Nos últimos tempos, se descobre que o Brasil vive num clima psicologicamente intoxicado, por conta das ambições e disputas pessoais e pelo quadro binário do ódio bolsonarista e da positividade tóxica do lulismo, que e marcado pela supremacia social de um bando de privilegiados que tornam as bolhas sociais cada vez mais seletivas e restritivas.
Depois de comentarmos o caso Cecília Flesch, jornalista da Globo News que foi demitida, um caso semelhante e que expressa semelhante indignação envolve a conhecida jornalista carioca Flávia Jannuzzi. Ela foi demitida junto a uma série de jornalistas da Rede Globo, como Eduardo Tchao, Giuliana Morrone, Fabio William e vários outros, numa verdadeira eliminação de veteranos da maioria dos quadros profissionais do telejornalismo da emissora, entre repórteres e técnicos.

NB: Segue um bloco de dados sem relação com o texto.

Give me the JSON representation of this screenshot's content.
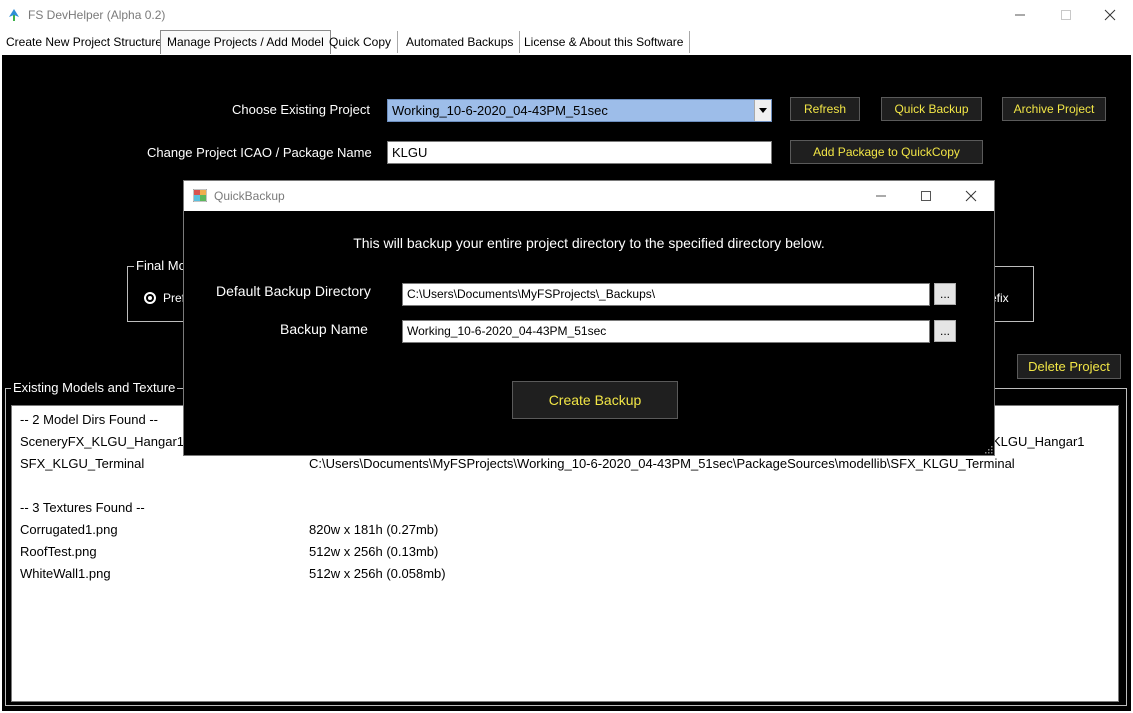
{
  "window": {
    "title": "FS DevHelper (Alpha 0.2)"
  },
  "tabs": [
    {
      "label": "Create New Project Structure"
    },
    {
      "label": "Manage Projects / Add Model"
    },
    {
      "label": "Quick Copy"
    },
    {
      "label": "Automated Backups"
    },
    {
      "label": "License & About this Software"
    }
  ],
  "manage": {
    "choose_label": "Choose Existing Project",
    "choose_value": "Working_10-6-2020_04-43PM_51sec",
    "change_label": "Change Project ICAO / Package Name",
    "change_value": "KLGU",
    "refresh_button": "Refresh",
    "quick_backup_button": "Quick Backup",
    "archive_button": "Archive Project",
    "add_package_button": "Add Package to QuickCopy",
    "final_model_group_partial": "Final Mo",
    "radio_prefix_partial": "Pref",
    "radio_right_partial": "efix",
    "delete_button": "Delete Project",
    "existing_group_partial": "Existing Models and Texture"
  },
  "list": {
    "rows": [
      {
        "name": "-- 2 Model Dirs Found --",
        "detail": ""
      },
      {
        "name": "SceneryFX_KLGU_Hangar1",
        "detail": "KLGU_Hangar1"
      },
      {
        "name": "SFX_KLGU_Terminal",
        "detail": "C:\\Users\\Documents\\MyFSProjects\\Working_10-6-2020_04-43PM_51sec\\PackageSources\\modellib\\SFX_KLGU_Terminal"
      },
      {
        "name": "",
        "detail": ""
      },
      {
        "name": "-- 3 Textures Found --",
        "detail": ""
      },
      {
        "name": "Corrugated1.png",
        "detail": "820w x 181h (0.27mb)"
      },
      {
        "name": "RoofTest.png",
        "detail": "512w x 256h (0.13mb)"
      },
      {
        "name": "WhiteWall1.png",
        "detail": "512w x 256h (0.058mb)"
      }
    ]
  },
  "dialog": {
    "title": "QuickBackup",
    "message": "This will backup your entire project directory to the specified directory below.",
    "dir_label": "Default Backup Directory",
    "dir_value": "C:\\Users\\Documents\\MyFSProjects\\_Backups\\",
    "name_label": "Backup Name",
    "name_value": "Working_10-6-2020_04-43PM_51sec",
    "browse_label": "...",
    "create_button": "Create Backup"
  },
  "colors": {
    "accent_text": "#f2e646",
    "panel_bg": "#000000",
    "selection": "#9dbde9"
  }
}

Flávia deu um depoimento ao Splash, portal de entretenimento do UOL, definindo sua demissão como "horrível e traumática". Num quadro em que jornalistas são demitidos depois de entregar reportagens, Rede Globo e Globo News, juntas, promoveram um passaralho (jargão do Jornalismo para demissão em massa) que chocou a opinião pública, acostumada com a aparição, aparentemente tranquila, dos repórteres e âncoras na emissora.
A jornalista, que hoje se dedica à floricultura, disse que existe uma "política de relacionamentos" na Globo, na qual quem não faz parte é prejudicado. "É uma panela. Se você não está naquela panela, você é cozido ou frito. A verdade é essa. Os projetos não passam. Você não consegue aprovar a pauta. Você vai sendo desidratado. Vai sendo deixado, esquecido de lado", disse Flávia.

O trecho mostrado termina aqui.